Last year, Johnson gave additional criminal investigative authority to the internal affairs office, but it has not hired investigators quickly enough, the report says.

It recommends that internal affairs investigators should study patterns in use-of-force incidents to identify repeat offenders among agents and officers.

The panel concluded that the current system, which focuses on agents who use force more than three times in six months, to be insufficient.

The report also recommends that the commissioner of Customs and Border Protection should have the authority to immediately fire or suspend without pay agents and officers who have committed "egregious, serious and flagrant misconduct," such as accepting bribes.

Currently, agents and officers are allowed to keep their jobs while under investigation.

The panel also suggested adding analysts to evaluate employee data for signs of corruption and more closely watching the conduct of Border Patrol agents stopping traffic at checkpoints in the U.S. interior far from the border.

It also urges expanding the use of a satellite-based monitoring system that tracks movements of Border Patrol trucks, boats and aircraft. The system, it says, also should be used to find agents who may be using equipment to help drug smugglers and human traffickers.

Chris Rickerd, an expert on border security at the American Civil Liberties Union, hailed the report as "an urgent call for action at the nation's largest police force, which has been plagued by integrity failures, including excessive force,"

The ACLU has called for Border Patrol agents to wear cameras and release more information about their use of U.S. checkpoints far from the Northern and Southwest borders.

Shawn Moran, a vice president of the Border Patrol union, said investigations of agents should be resolved more quickly, but he disagreed with many other recommendations from the report.

The commissioner should not be given broad powers to fire or suspend agents without pay, he said, because it could be used to silence critics. Also, Moran argued, agents who use force frequently should not be singled out for more scrutiny.

"Are agents supposed to hesitate and not defend themselves because someone set up an arbitrary threshold above which someone will be scrutinized?" Moran said in a telephone interview from San Diego.

"All this is going to do is further demoralize agents and create a disincentive to agents to go out there and do their job," he said.

Arrests of border agents and customs officers exceed, on a per capita basis, arrests at other law enforcement agencies, according to the report. More than 170 agency employees have faced corruption charges since 2005.

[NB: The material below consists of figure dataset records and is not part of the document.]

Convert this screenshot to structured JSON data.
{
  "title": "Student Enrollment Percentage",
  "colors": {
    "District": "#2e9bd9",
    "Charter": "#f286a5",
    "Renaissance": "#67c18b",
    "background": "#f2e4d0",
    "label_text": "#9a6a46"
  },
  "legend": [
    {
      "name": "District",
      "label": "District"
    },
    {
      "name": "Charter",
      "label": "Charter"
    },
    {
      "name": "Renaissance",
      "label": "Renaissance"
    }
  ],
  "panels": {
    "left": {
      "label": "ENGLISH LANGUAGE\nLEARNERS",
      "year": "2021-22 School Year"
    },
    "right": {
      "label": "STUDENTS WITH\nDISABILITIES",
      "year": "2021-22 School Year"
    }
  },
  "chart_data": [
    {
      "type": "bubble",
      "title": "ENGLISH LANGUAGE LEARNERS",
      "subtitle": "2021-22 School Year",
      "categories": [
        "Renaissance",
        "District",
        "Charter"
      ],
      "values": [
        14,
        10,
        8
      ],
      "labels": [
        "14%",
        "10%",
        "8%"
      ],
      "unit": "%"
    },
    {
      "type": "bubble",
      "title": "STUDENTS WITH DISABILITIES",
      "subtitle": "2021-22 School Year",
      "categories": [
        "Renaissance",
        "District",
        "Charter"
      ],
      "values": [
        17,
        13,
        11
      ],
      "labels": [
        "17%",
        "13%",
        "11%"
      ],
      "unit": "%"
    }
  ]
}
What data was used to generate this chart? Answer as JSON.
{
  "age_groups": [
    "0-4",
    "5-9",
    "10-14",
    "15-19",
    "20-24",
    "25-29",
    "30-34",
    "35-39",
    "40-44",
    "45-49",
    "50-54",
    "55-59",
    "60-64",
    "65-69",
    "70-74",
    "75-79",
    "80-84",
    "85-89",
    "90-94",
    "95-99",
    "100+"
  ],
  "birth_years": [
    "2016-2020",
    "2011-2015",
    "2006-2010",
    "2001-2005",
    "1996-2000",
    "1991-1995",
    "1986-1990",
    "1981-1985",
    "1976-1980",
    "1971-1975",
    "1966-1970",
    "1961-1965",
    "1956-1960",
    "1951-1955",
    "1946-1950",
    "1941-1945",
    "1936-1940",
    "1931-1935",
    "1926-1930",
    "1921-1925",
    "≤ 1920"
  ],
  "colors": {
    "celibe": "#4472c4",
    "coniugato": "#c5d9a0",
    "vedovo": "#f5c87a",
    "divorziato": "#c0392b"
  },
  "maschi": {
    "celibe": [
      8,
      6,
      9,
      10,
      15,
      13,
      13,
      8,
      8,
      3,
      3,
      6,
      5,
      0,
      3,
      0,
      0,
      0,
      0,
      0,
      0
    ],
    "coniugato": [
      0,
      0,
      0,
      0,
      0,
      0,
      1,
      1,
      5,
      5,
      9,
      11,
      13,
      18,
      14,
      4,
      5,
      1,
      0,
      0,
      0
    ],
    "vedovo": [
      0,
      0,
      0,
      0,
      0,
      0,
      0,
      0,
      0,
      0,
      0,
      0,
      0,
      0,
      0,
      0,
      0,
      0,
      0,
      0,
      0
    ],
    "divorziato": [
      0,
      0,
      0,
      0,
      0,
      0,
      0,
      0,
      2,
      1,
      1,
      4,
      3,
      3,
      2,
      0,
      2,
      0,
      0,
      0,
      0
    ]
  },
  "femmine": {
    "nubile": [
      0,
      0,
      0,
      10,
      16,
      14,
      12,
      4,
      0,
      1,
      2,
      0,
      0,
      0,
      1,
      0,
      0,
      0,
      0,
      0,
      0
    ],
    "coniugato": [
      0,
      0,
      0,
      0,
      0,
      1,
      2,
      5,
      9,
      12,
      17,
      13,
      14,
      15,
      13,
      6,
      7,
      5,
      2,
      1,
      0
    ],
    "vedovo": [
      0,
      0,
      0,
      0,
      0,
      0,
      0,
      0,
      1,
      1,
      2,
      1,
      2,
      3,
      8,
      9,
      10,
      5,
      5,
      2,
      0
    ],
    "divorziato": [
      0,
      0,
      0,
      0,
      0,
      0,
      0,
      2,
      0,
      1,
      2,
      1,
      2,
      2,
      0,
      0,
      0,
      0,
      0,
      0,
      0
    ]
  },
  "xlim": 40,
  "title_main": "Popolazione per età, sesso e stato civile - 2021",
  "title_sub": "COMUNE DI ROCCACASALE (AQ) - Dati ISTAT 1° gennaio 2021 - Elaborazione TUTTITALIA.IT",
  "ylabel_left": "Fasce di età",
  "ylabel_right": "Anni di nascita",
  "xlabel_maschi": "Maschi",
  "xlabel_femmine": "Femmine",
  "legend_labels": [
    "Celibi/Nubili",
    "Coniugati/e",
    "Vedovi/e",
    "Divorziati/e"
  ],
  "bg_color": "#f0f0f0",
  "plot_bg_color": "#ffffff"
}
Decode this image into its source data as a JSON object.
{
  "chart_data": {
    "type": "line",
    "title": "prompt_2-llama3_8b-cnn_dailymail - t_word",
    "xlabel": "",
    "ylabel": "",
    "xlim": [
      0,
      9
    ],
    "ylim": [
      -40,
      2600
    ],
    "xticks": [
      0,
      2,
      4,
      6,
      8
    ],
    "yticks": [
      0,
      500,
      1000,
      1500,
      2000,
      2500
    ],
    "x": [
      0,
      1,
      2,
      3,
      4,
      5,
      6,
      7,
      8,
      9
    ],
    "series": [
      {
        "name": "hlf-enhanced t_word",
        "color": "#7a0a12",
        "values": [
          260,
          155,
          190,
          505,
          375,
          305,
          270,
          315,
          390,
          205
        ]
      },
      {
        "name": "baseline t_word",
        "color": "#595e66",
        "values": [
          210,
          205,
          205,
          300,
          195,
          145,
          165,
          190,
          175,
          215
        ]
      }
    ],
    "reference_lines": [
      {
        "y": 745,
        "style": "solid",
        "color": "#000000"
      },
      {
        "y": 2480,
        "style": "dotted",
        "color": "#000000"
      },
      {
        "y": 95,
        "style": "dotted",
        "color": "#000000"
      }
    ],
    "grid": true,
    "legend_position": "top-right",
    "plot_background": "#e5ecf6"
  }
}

On Nov. 18, for example, Border Patrol agent Juan Pimentel was stopped while driving north of Tucson by an Arizona state trooper who allegedly found four black suitcases packed with cocaine in a rented Ford Expedition.

Pimentel told authorities he was offered $50,000 to drive the cocaine to Chicago, according to a criminal complaint. On Dec. 30, Pimentel pleaded not guilty to intent to distribute cocaine, carrying a firearm during a drug crime, and bribery of a public official.